Tratamento cirúrgico de fratura e luxação ou disjunção da pelve: Exames para Diagnóstico e Planejamento Cirúrgico
Publicado por Agenda.App.BR (ClínicaWork Serviços Digitais Ltda.) · Publicado em 31 de março de 2025
Exames para Diagnóstico e Planejamento Cirúrgico
O tratamento cirúrgico de fraturas e luxações da pelve exige uma avaliação detalhada por meio de exames de imagem e laboratoriais. Esses recursos são fundamentais para identificar a extensão da lesão, possíveis complicações e orientar a abordagem cirúrgica.
1. Exames de Imagem
Radiografia simples (Raio-X) da pelve: É o primeiro exame solicitado para confirmar a presença de fraturas ou luxações. Projeções específicas, como as incidências anteroposterior, entrada e saída da pelve, ajudam a classificar a lesão.

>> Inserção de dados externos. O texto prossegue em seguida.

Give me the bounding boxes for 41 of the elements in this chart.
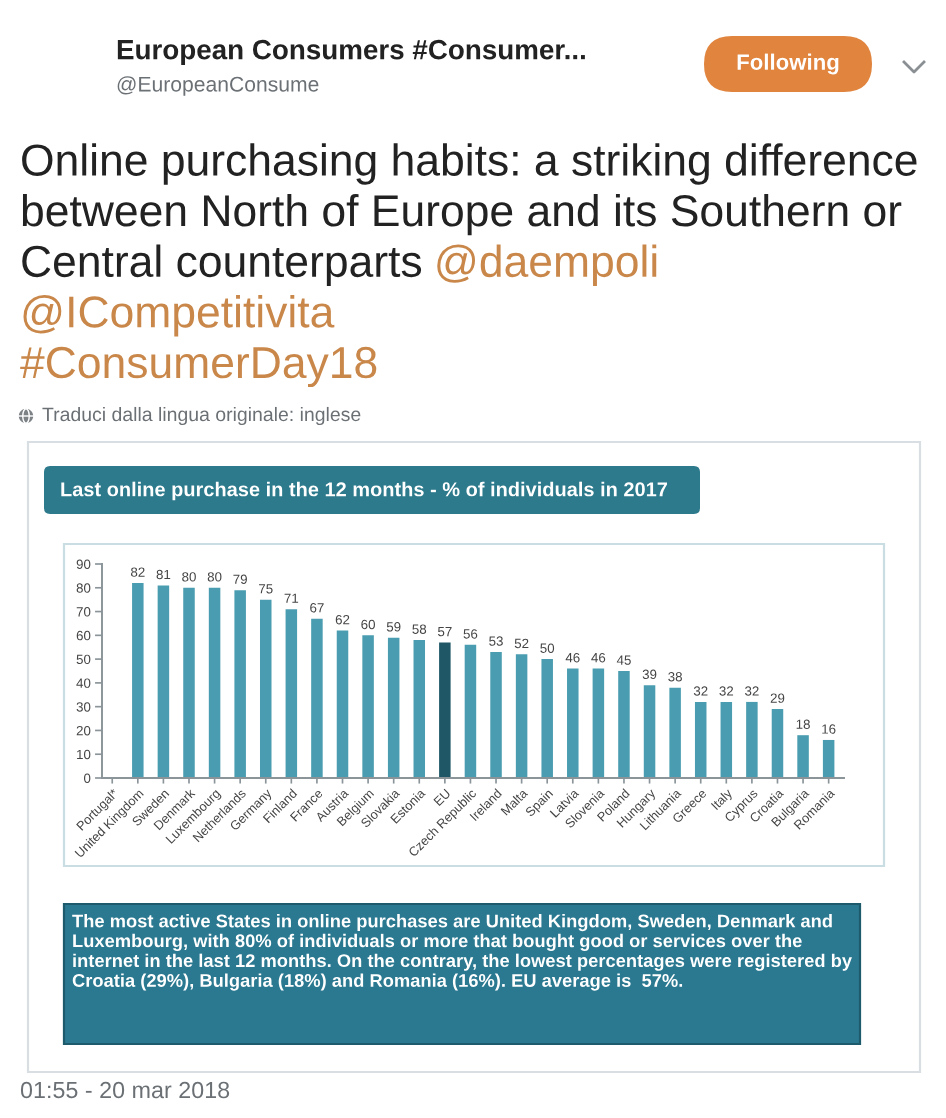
bar: [490, 651, 502, 778]
text: European Consumers #Consumer...: [117, 39, 585, 65]
bar: [822, 739, 835, 778]
bar: [183, 587, 195, 778]
text: Following: [737, 53, 839, 75]
text: @ICompetitivita: [23, 295, 335, 337]
bar: [413, 640, 426, 778]
bar: [285, 609, 298, 778]
bar: [797, 735, 809, 778]
text: @EuropeanConsume: [117, 76, 319, 96]
bar: [771, 709, 784, 778]
bar: [669, 687, 681, 778]
text: Traduci dalla lingua originale: inglese: [42, 406, 361, 426]
bar: [132, 583, 144, 778]
bar: [694, 701, 707, 778]
bar: [515, 654, 528, 778]
chart-title: Last online purchase in the 12 months - % of individuals in 2017: [61, 481, 668, 501]
text: between North of Europe and its Southern or: [22, 193, 902, 236]
bar: [464, 644, 477, 778]
text: Central counterparts: [22, 244, 422, 286]
text: #ConsumerDay18: [20, 346, 377, 388]
text: 01:55 - 20 mar 2018: [20, 1081, 230, 1099]
bar: [567, 668, 579, 778]
bar: [362, 635, 374, 778]
bar: [311, 618, 323, 778]
text: Online purchasing habits: a striking difference: [22, 143, 917, 185]
bar: [157, 585, 170, 778]
bar: [336, 630, 349, 778]
bar: [592, 668, 605, 778]
bar: [643, 685, 656, 778]
bar: [720, 701, 733, 778]
bar: [387, 637, 400, 778]
bar: [746, 701, 758, 778]
bar: [541, 659, 553, 778]
bar: [618, 671, 630, 778]
bar: [234, 590, 246, 778]
bar: [208, 587, 221, 778]
text: The most active States in online purchases are United Kingdom, Sweden, Denmark and Luxembourg, with 80% of individuals or more that bought good or services over the internet in the last 12 months. On the contrary, the lowest percentages were registered by Croatia (29%), Bulgaria (18%) and Romania (16%). EU average is 57%.: [72, 914, 852, 991]
text: @daempoli: [437, 244, 657, 286]
bar: [259, 599, 272, 778]
bar: [439, 642, 451, 778]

Tomografia Computadorizada (TC): Fornece imagens tridimensionais detalhadas, essenciais para avaliar fraturas complexas, envolvimento de estruturas neurovasculares e planejamento pré-operatório.
Ressonância Magnética (RM): Indicada em casos suspeitos de lesões de tecidos moles, como músculos, ligamentos ou compressão da medula espinhal.
2. Exames Laboratoriais
Hemograma completo: Avalia perda sanguínea e infecções, especialmente em traumas graves.

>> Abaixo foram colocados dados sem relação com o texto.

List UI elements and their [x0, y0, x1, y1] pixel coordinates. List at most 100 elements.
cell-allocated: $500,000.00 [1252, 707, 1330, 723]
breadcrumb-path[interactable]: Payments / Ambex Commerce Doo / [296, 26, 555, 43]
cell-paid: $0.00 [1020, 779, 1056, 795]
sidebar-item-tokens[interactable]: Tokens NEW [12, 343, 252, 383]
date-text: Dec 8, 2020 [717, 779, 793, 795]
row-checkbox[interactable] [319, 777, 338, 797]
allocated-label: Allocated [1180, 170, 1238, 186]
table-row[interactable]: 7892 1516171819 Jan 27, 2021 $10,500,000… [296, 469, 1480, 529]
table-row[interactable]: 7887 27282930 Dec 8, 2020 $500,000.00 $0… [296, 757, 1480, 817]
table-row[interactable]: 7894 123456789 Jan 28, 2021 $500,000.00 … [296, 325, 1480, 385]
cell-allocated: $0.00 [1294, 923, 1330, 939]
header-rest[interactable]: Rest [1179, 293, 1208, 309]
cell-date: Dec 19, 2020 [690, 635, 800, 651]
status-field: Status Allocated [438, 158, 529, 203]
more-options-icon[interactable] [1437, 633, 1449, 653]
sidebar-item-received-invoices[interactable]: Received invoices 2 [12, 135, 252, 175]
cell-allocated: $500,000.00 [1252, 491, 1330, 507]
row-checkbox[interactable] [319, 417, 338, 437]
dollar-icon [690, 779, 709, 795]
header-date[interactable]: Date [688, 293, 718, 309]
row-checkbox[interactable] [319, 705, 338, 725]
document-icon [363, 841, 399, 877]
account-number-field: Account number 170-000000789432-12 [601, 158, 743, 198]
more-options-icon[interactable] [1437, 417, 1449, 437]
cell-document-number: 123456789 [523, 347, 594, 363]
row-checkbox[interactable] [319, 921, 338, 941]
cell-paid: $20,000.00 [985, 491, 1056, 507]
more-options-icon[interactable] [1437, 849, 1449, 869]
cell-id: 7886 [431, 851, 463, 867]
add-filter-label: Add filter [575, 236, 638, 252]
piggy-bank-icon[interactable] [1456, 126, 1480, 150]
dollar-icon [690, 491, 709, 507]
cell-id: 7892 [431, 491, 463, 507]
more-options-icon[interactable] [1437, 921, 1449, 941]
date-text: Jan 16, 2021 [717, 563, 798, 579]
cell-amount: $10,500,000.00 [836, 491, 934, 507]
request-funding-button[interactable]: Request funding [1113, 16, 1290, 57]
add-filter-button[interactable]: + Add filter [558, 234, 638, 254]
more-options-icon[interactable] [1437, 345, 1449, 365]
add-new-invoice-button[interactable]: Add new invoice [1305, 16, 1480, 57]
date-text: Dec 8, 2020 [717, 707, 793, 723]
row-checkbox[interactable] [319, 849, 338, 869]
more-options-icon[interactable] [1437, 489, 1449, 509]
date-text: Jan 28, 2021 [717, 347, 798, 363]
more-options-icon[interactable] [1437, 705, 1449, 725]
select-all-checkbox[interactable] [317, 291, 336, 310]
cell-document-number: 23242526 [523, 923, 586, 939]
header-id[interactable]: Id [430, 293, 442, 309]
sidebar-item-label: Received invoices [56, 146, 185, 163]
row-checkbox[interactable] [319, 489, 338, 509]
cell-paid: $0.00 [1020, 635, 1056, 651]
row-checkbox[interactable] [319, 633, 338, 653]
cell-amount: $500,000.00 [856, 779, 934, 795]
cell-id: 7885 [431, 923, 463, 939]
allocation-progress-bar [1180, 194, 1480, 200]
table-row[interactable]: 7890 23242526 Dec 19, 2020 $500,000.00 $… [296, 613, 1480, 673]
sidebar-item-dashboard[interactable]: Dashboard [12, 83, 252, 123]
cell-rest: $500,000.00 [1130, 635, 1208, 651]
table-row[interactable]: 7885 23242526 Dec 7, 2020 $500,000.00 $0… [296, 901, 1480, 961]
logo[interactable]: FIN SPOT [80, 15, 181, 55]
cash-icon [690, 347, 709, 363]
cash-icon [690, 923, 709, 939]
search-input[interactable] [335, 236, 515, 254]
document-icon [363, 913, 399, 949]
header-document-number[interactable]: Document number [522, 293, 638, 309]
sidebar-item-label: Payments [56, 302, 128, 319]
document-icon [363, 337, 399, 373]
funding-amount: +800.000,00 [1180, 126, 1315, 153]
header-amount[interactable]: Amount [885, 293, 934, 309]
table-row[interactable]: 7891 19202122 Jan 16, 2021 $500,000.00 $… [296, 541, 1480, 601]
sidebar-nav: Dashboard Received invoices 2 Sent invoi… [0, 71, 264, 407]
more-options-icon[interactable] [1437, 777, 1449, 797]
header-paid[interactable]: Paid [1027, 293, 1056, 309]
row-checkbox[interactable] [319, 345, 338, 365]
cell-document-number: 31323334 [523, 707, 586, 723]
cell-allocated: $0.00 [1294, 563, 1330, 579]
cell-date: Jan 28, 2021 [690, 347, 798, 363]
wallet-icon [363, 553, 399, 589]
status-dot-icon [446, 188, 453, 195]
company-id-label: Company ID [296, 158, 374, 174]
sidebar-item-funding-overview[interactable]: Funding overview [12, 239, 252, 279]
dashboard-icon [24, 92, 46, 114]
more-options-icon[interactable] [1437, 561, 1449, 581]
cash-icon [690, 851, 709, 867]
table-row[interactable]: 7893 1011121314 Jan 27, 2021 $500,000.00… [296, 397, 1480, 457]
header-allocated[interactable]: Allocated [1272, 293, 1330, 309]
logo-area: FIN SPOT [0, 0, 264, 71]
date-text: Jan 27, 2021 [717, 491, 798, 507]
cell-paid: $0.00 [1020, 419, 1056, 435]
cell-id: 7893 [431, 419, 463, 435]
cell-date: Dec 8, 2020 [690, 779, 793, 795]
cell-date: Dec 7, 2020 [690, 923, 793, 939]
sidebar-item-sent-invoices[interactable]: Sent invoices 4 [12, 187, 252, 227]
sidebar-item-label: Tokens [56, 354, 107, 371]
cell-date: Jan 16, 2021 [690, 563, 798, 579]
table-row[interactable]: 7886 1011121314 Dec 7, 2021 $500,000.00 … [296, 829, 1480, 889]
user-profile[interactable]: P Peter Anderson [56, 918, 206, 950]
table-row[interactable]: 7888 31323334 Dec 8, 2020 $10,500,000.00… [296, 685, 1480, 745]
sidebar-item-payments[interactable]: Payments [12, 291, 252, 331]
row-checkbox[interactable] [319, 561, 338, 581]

Coagulograma: Verifica alterações na coagulação, reduzindo riscos de sangramento durante a cirurgia.
Eletrólitos e função renal: Importantes para pacientes com trauma múltiplo ou condições pré-existentes.
3. Exames Complementares
Angiografia: Utilizada em suspeita de lesões vasculares, como ruptura de artérias pélvicas.
Ultrassonografia FAST: Identifica sangramentos intra-abdominais em emergências.
Cistouretrografia: Avalia possíveis lesões na bexiga ou uretra associadas ao trauma pélvico.
Esses exames garantem um diagnóstico preciso e um planejamento cirúrgico seguro, minimizando complicações e melhorando os resultados para o paciente.